La Poursuite doit limiter le nombre d'accusés dans les mégaprocès et se concentrer principalement sur les criminels les plus impliqués. La Commission des services juridiques doit examiner des moyens à mettre en place pour mieux contrôler l'exécution de mandats d'aide juridique accordés aux avocats de la Défense. Il s'agit là de deux des 51 recommandations du rapport de Me Michel Bouchard sur la gestion des mégaprocès au Québec. Intitulé Pour que le procès se tienne et se termine, il comporte 180 pages et a été rendu public ce matin.

Rappelons que le Ministère de la Justice a donné le mandat à Me Michel Bouchard d'examiner la gestion des mégaprocès à la suite de l'arrêt des procédures prononcé en octobre 2015 en faveur de cinq membres en règle des Hells Angels de Sherbrooke qui subissaient leur procès dans le cadre de l'opération SharQc.

Depuis janvier dernier, Me Bouchard et ses adjoints ont tenu 33 réunions de travail et rencontré 92 représentants de corps de police, juges, avocats et autres acteurs du système judiciaire.

Plus de budget

Parmi ses autres recommandations, le groupe de travail propose que le Conseil du trésor reconnaisse l'importance de fournir au Directeur des poursuites criminelles et pénales (DPCP) les ressources nécessaires pour bien lutter contre la criminalité organisée et la création d'un forum permanent de discussion pour identifier les changements à apporter chez toutes les parties impliquées dans les mégaprocès.

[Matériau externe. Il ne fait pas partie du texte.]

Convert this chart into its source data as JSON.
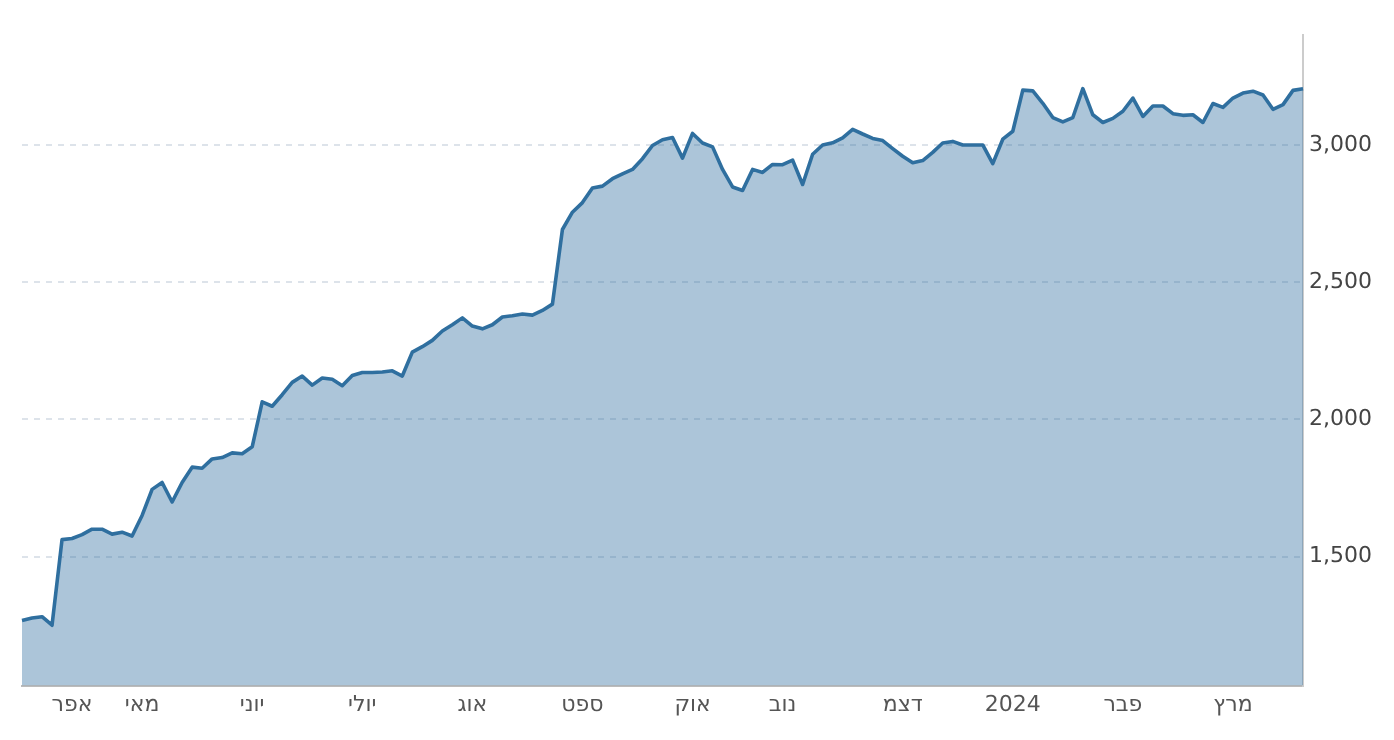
{
  "chart_data": {
    "type": "area",
    "categories": [
      null,
      null,
      null,
      null,
      null,
      "אפר",
      null,
      null,
      null,
      null,
      null,
      null,
      "מאי",
      null,
      null,
      null,
      null,
      null,
      null,
      null,
      null,
      null,
      null,
      "יוני",
      null,
      null,
      null,
      null,
      null,
      null,
      null,
      null,
      null,
      null,
      "יולי",
      null,
      null,
      null,
      null,
      null,
      null,
      null,
      null,
      null,
      null,
      "אוג",
      null,
      null,
      null,
      null,
      null,
      null,
      null,
      null,
      null,
      null,
      "ספט",
      null,
      null,
      null,
      null,
      null,
      null,
      null,
      null,
      null,
      null,
      "אוק",
      null,
      null,
      null,
      null,
      null,
      null,
      null,
      null,
      "נוב",
      null,
      null,
      null,
      null,
      null,
      null,
      null,
      null,
      null,
      null,
      null,
      "דצמ",
      null,
      null,
      null,
      null,
      null,
      null,
      null,
      null,
      null,
      null,
      "2024",
      null,
      null,
      null,
      null,
      null,
      null,
      null,
      null,
      null,
      null,
      "פבר",
      null,
      null,
      null,
      null,
      null,
      null,
      null,
      null,
      null,
      null,
      "מרץ",
      null,
      null,
      null,
      null,
      null,
      null,
      null
    ],
    "series": [
      {
        "color": "#2f6f9f",
        "values": [
          1267,
          1276,
          1281,
          1250,
          1562,
          1566,
          1580,
          1600,
          1600,
          1582,
          1589,
          1575,
          1650,
          1745,
          1770,
          1699,
          1770,
          1826,
          1822,
          1856,
          1861,
          1878,
          1875,
          1900,
          2064,
          2048,
          2090,
          2135,
          2158,
          2125,
          2151,
          2146,
          2123,
          2160,
          2171,
          2171,
          2173,
          2177,
          2158,
          2245,
          2265,
          2288,
          2322,
          2345,
          2370,
          2340,
          2330,
          2345,
          2373,
          2378,
          2384,
          2380,
          2397,
          2420,
          2692,
          2755,
          2790,
          2843,
          2850,
          2877,
          2895,
          2911,
          2950,
          2998,
          3019,
          3027,
          2952,
          3042,
          3007,
          2993,
          2911,
          2847,
          2834,
          2911,
          2900,
          2929,
          2928,
          2945,
          2856,
          2966,
          3000,
          3008,
          3026,
          3057,
          3040,
          3024,
          3016,
          2987,
          2959,
          2935,
          2943,
          2973,
          3007,
          3013,
          3000,
          3000,
          3000,
          2932,
          3021,
          3050,
          3200,
          3197,
          3152,
          3100,
          3084,
          3100,
          3205,
          3110,
          3082,
          3097,
          3123,
          3171,
          3104,
          3142,
          3142,
          3114,
          3108,
          3110,
          3082,
          3151,
          3137,
          3171,
          3189,
          3196,
          3182,
          3130,
          3147,
          3199,
          3205
        ]
      }
    ],
    "ylim": [
      1030,
      3400
    ],
    "yticks": [
      {
        "value": 1500,
        "label": "1,500"
      },
      {
        "value": 2000,
        "label": "2,000"
      },
      {
        "value": 2500,
        "label": "2,500"
      },
      {
        "value": 3000,
        "label": "3,000"
      }
    ],
    "grid": "y",
    "legend": false
  }
}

Le comité recommande également que les futurs juges des mégaprocès se servent davantage de leurs pouvoirs, qu'ils soient choisis selon leur profil et non leur disponibilité, qu'ils décident du district où aura lieu le mégaprocès et qu'ils soient assistés par des juristes et des techniciens, étant donné l'ampleur des dossiers.

L'une des recommandations propose que le DPCP rende obligatoire pour tous les corps policiers et autres organismes chargés de la lutte au crime organisé, le recours à des logiciels particuliers de traitement de l'information et à des formats de fichiers spécifiques pour la communication de la preuve.

Quelques recommandations concernent l'encadrement des jurés dans les mégaprocès, notamment l'augmentation des compensations financières qui leur sont versées.

Le comité recommande également qu'un conseiller juridique connaissant le notariat intervienne dans la préparation des contrats entre l'État et les témoins collaborateurs et que l'École nationale de police mette sur pied une formation spécifique sur les enquêtes contre la criminalité organisée.

Le rapport recommande aussi qu'un volet de confiscation des produits de la criminalité « soit systématiquement envisagé » en parallèle ou en lieu et place des poursuites criminelles déposées contre les accusés, et que tous les intervenants impliqués s'assurent de la disponibilité de tous les participants jusqu'à la fin du processus judiciaire.

Enfin, Me Bouchard et son équipe proposent au DPCP de créer une fonction de « gestionnaire » de la poursuite, et d'élaborer un protocole et un plan de poursuite dans chaque mégaprocès.

Par voie de communiqué, le DPCP annonce qu'il accueille favorablement les recommandations émises par le comité de Me Bouchard et qu'il entend se consacrer dès maintenant à la mise en oeuvre de celles qui le concernent. Le DPCP, qui qualifie l'analyse de « franche et étoffée », entend également travailler en collaboration avec les autres organismes visés par le rapport pour la mise en oeuvre des recommandations qui ne le visent pas spécialement.

«C'est un rapport excessivement sérieux qui s'adresse à toutes les facettes des méga-procès» a de son côté réagi Me Danièle Roy, présidente de l'Association des avocats de la Défense. La criminaliste retient plusieurs recommandations, notamment celles portant sur l'amélioration de la divulgation de la preuve, une meilleure formation et expérience des procureurs de la Couronne, et l'idée d'une encontre à huis clos avant le début des procédures visant à permettre aux avocats de la Défense de prendre connaissance de la preuve accumulée contre leurs clients.

«Le rapport ne permettra peut être pas de régler tous les problèmes mais c'est un excellent point de départ», dit-elle.

En ce qui concerne les réactions des corps de police, la Sureté du Québec a indiqué vouloir d'abord prendre connaissance du volumineux rapport avant de le commenter, le cas échéant.

Rappelons toutefois qu'à la suite de la fin abrupte du procès SharQc, la Directrice des poursuites criminelles et pénales, Me Annick Murphy, a aussi commandé une enquête administrative sur la gestion spécifique des super procès SharQc. Cette enquête est terminée mais le contenu n'a pas encore été rendu public.